10 January 2023

Stripes, hands, underpainting

The first lesson of the year from Let's Face It 2023 is chock full of stuff to learn. First of all, I'm working big—an 18x24-inch canvas—because the subject matter just seemed to call for it (and Kara Bullock's example is even larger). Second, we're doing Kara's signature method, which is to do an underpainting in Burnt Umber Light, and then paint over it with just black and white paint, letting some of the burnt umber show through. Third, we're doing stripes, and hands, neither of which is so easy.

I chose not to do the reference photo Kara used (her charming and photogenic cousin), not because I don't like her as a model but because I want to end up with something different than a copy that looks like everyone else's piece. I found a girl I really liked, but instead of a striped shirt she was wearing a strapless dress, and instead of having her hands up around her face or in her hair, they were below the margin of the photo.
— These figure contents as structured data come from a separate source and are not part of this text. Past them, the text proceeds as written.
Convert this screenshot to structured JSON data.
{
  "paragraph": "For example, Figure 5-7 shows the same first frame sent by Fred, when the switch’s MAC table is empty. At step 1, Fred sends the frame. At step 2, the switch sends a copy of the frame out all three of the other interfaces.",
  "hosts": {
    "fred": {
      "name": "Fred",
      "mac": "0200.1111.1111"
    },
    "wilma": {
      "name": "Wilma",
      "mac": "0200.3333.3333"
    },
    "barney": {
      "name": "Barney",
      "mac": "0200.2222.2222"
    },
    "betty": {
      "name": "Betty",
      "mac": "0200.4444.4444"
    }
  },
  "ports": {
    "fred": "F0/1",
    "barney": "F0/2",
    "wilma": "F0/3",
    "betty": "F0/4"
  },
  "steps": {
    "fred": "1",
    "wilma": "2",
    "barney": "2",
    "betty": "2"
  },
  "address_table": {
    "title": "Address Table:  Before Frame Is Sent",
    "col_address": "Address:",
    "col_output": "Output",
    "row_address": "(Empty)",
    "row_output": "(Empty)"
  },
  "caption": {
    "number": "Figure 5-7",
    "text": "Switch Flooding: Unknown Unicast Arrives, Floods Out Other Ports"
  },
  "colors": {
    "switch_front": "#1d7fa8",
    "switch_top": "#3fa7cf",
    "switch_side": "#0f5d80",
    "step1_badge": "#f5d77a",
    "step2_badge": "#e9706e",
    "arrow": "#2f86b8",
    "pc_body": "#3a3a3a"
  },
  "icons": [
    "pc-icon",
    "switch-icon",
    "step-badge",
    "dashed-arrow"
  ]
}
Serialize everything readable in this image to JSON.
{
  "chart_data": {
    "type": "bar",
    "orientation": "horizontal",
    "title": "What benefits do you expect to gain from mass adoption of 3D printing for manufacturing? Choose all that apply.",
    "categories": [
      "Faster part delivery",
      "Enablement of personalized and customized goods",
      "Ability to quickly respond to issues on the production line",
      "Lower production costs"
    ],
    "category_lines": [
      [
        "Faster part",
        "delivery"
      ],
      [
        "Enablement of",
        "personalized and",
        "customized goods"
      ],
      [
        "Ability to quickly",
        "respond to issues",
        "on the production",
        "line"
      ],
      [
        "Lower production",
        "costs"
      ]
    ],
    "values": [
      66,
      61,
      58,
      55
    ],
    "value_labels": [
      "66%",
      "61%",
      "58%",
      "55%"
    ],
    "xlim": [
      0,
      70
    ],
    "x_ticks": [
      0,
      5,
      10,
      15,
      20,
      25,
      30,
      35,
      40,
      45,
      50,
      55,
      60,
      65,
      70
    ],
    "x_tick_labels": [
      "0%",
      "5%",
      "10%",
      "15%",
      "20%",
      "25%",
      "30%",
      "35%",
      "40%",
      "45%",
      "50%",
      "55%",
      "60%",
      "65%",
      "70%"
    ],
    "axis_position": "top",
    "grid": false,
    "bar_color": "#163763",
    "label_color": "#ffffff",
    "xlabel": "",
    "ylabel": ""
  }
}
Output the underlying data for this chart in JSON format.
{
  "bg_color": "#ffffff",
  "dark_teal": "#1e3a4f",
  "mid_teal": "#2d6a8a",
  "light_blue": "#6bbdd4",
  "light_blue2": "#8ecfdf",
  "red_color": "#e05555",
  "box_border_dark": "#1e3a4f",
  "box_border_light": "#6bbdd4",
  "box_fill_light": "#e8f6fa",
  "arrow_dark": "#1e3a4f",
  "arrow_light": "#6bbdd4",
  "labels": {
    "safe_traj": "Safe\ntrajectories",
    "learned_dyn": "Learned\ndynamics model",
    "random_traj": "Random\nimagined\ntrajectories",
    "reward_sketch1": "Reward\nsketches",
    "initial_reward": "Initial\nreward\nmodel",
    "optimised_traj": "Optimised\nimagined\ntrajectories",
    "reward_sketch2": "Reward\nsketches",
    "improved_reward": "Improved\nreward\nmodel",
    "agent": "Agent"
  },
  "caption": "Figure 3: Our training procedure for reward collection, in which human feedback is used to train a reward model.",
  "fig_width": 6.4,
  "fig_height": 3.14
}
Undaunted, I then went online, found a girl with her arms crossed, wearing a boat-neck raglan-sleeved striped shirt (I just had to pick the hardest one to duplicate), posed at more or less the same angle as my model, and grafted the shirt and the one arm that would naturally appear within the proportions of this picture onto my own reference photo. I think it works okay, although the body feels a little small in comparison to the head!

There are lots of steps to this project—first we gessoed the canvas to give it some texture, and then we put a thinned-out coat of the Burnt Umber Light all over the canvas, leaving white showing through here and there. After that came the drawing of the subject (I used a grid of white charcoal), which I made using a Sanguine conté pencil so it would match with the undercoat.


Next came the underpainting of the subject herself in the burnt umber, using it to specify the darks and shadows of the portrait; there are some issues here that I will deal with in the final painting (the nose is not quite right, nor is the top of the head/hair, and I could hardly see the hand), but this gives a kind of map to follow with the darks and lights.

After the underpainting was done, I departed a bit from Kara's instruction method. She had us using the "Fluid" version of acrylics, which come in a bottle and are more like poster paint, while I generally use what's known as heavy-body acrylics, the thick ones from the tubes. I had always wanted to try the fluid acrylics, but discovered that, contrary to expectation, I didn't like them at all. I thought it would be more like working with watercolors, but instead I just felt out of control with them, and didn't like either the consistency or the level of opacity. So I switched back to my tube acrylics and went on to paint the picture using my own techniques.

Because my model was in a warm light in which her shadows looked similar to the burnt umber, I kept some of that in the picture to model the face, rather than going straight black and white. I'm such a color junkie that it's hard for me not to revert to color—any color—when I work. I actually meant to retain more, and I also intended for this picture to be much more "painterly" than it turned out to be—she is more smooth and blended than I had planned. But I am generally fairly happy with this, given what a struggle it was for me to paint in values rather than in colors.




"Stripes"—Conté pencil and acrylics on canvas, 18x24 inches.